Interpreting latent dimensions.
Structure families and chemical intuition.

Exercise:
Train an autoencoder; visualize latent materials space.

3.4.2 Week 12 – Clustering, uncertainty, and discovery logic

Why clustering is not discovery.
Outliers, anomalies, and candidate identification.
Aleatoric vs epistemic uncertainty.

Exercise:
Contrast clustering results with latent-space exploration.

3.4.3 Week 13 – Uncertainty-aware discovery and Gaussian Processes (07.07.2026)

Gaussian Process regression as a gold standard for uncertainty.
Exploration vs exploitation.
Relevance to materials acceleration platforms.

Exercise:
Compare GP regression and neural network ensembles for screening tasks.

3.5 Unit V — Constraints, Trust, and Synthesis (Week 14)

3.5.1 Week 14 – Physical constraints, limits, and outlook (14.07.2026)

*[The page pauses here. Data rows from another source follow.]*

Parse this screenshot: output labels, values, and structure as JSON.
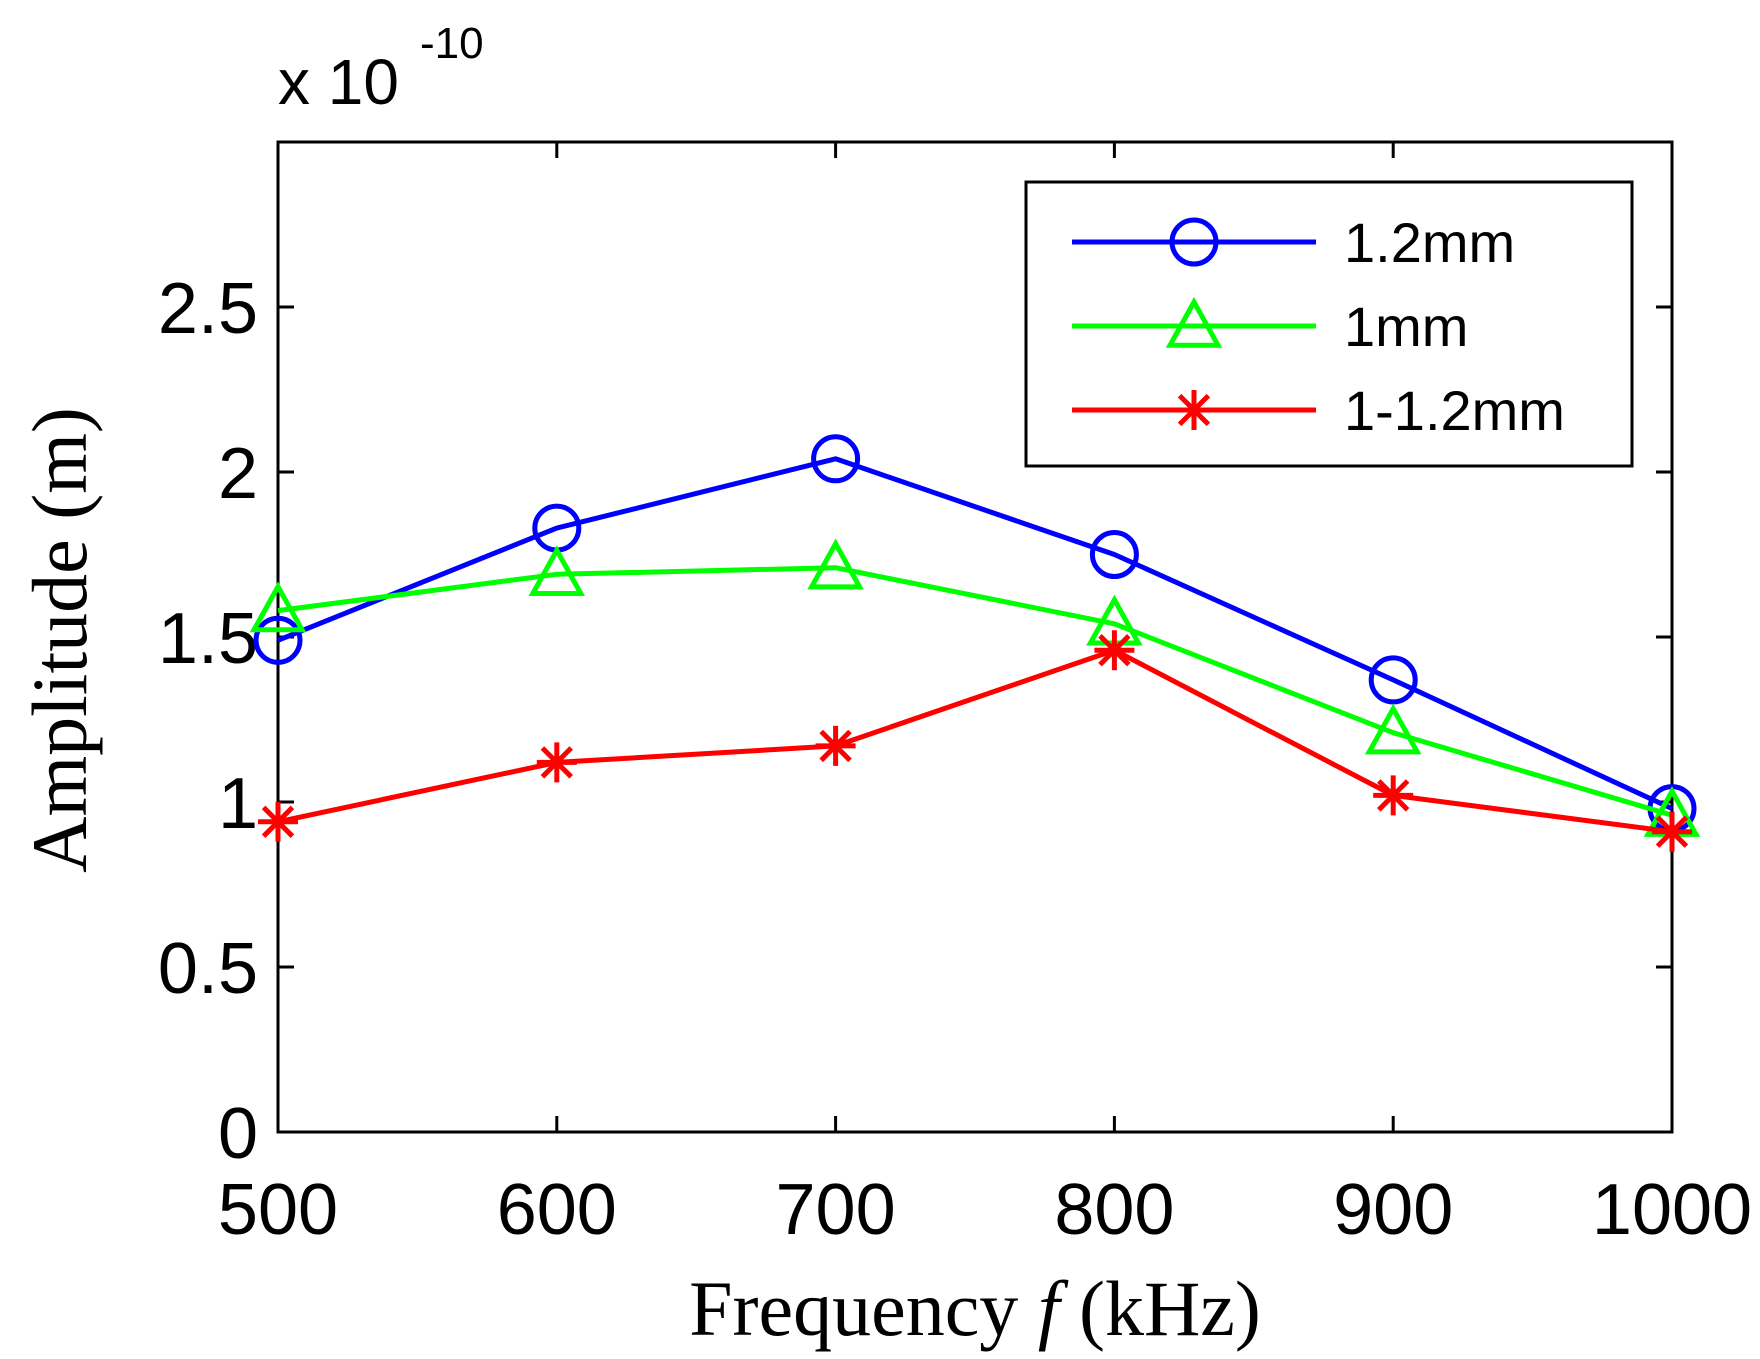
{
  "chart_data": {
    "type": "line",
    "title": "",
    "xlabel": "Frequency",
    "xlabel_symbol": "f",
    "xlabel_unit": "(kHz)",
    "ylabel": "Amplitude (m)",
    "y_multiplier_base": "x 10",
    "y_multiplier_exponent": "-10",
    "x": [
      500,
      600,
      700,
      800,
      900,
      1000
    ],
    "xlim": [
      500,
      1000
    ],
    "ylim": [
      0,
      3
    ],
    "xticks": [
      "500",
      "600",
      "700",
      "800",
      "900",
      "1000"
    ],
    "yticks": [
      "0",
      "0.5",
      "1",
      "1.5",
      "2",
      "2.5"
    ],
    "ytick_values": [
      0,
      0.5,
      1,
      1.5,
      2,
      2.5
    ],
    "grid": false,
    "legend_position": "top-right",
    "series": [
      {
        "name": "1.2mm",
        "color": "#0000ff",
        "marker": "circle",
        "values": [
          1.49,
          1.83,
          2.04,
          1.75,
          1.37,
          0.98
        ]
      },
      {
        "name": "1mm",
        "color": "#00ff00",
        "marker": "triangle",
        "values": [
          1.58,
          1.69,
          1.71,
          1.54,
          1.21,
          0.96
        ]
      },
      {
        "name": "1-1.2mm",
        "color": "#ff0000",
        "marker": "asterisk",
        "values": [
          0.94,
          1.12,
          1.17,
          1.46,
          1.02,
          0.91
        ]
      }
    ]
  }
}
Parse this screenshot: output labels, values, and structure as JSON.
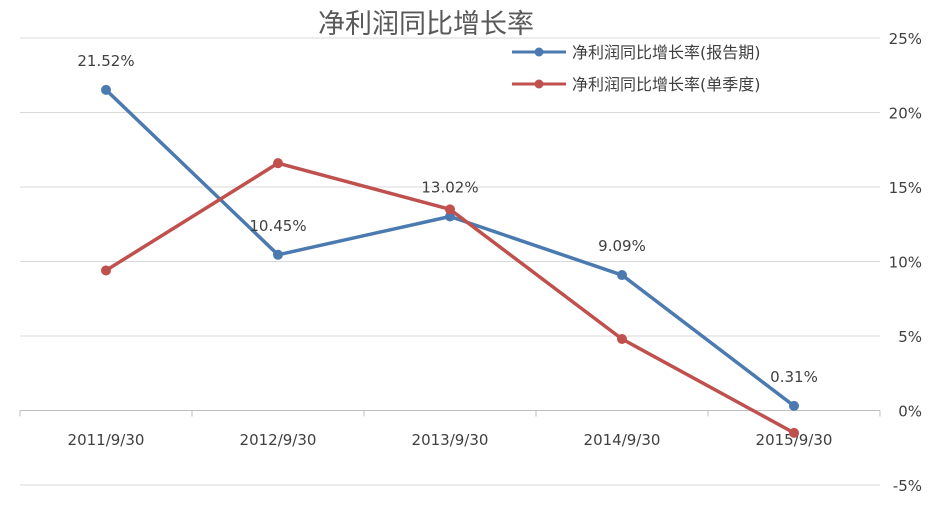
{
  "chart_data": {
    "type": "line",
    "title": "净利润同比增长率",
    "categories": [
      "2011/9/30",
      "2012/9/30",
      "2013/9/30",
      "2014/9/30",
      "2015/9/30"
    ],
    "series": [
      {
        "name": "净利润同比增长率(报告期)",
        "color": "#4a7ab0",
        "values": [
          21.52,
          10.45,
          13.02,
          9.09,
          0.31
        ],
        "labels": [
          "21.52%",
          "10.45%",
          "13.02%",
          "9.09%",
          "0.31%"
        ]
      },
      {
        "name": "净利润同比增长率(单季度)",
        "color": "#c0504d",
        "values": [
          9.4,
          16.6,
          13.5,
          4.8,
          -1.5
        ]
      }
    ],
    "ylim": [
      -5,
      25
    ],
    "yticks": [
      -5,
      0,
      5,
      10,
      15,
      20,
      25
    ],
    "ytick_labels": [
      "-5%",
      "0%",
      "5%",
      "10%",
      "15%",
      "20%",
      "25%"
    ],
    "axis_position": "right",
    "grid": true,
    "legend_position": "top-right"
  }
}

Stability, charge neutrality, and symmetry constraints.
Physics-informed learning in materials discovery.
What ML can and cannot discover.
Integration with experimental workflows.

Exercise:
Mini-project synthesis and presentation.

4 Learning Outcomes

Students completing this course will be able to:

Explain how simulation methods generate materials data and introduce bias.
Navigate and interrogate major materials databases.
Represent crystal structures using descriptors, graphs, and learned embeddings.
Train and evaluate ML models for predicting materials properties.
Understand latent spaces and their role in materials discovery.
Quantify and interpret uncertainty in materials predictions.
Apply ML responsibly to accelerate materials screening.
Critically assess the limits of data-driven materials discovery.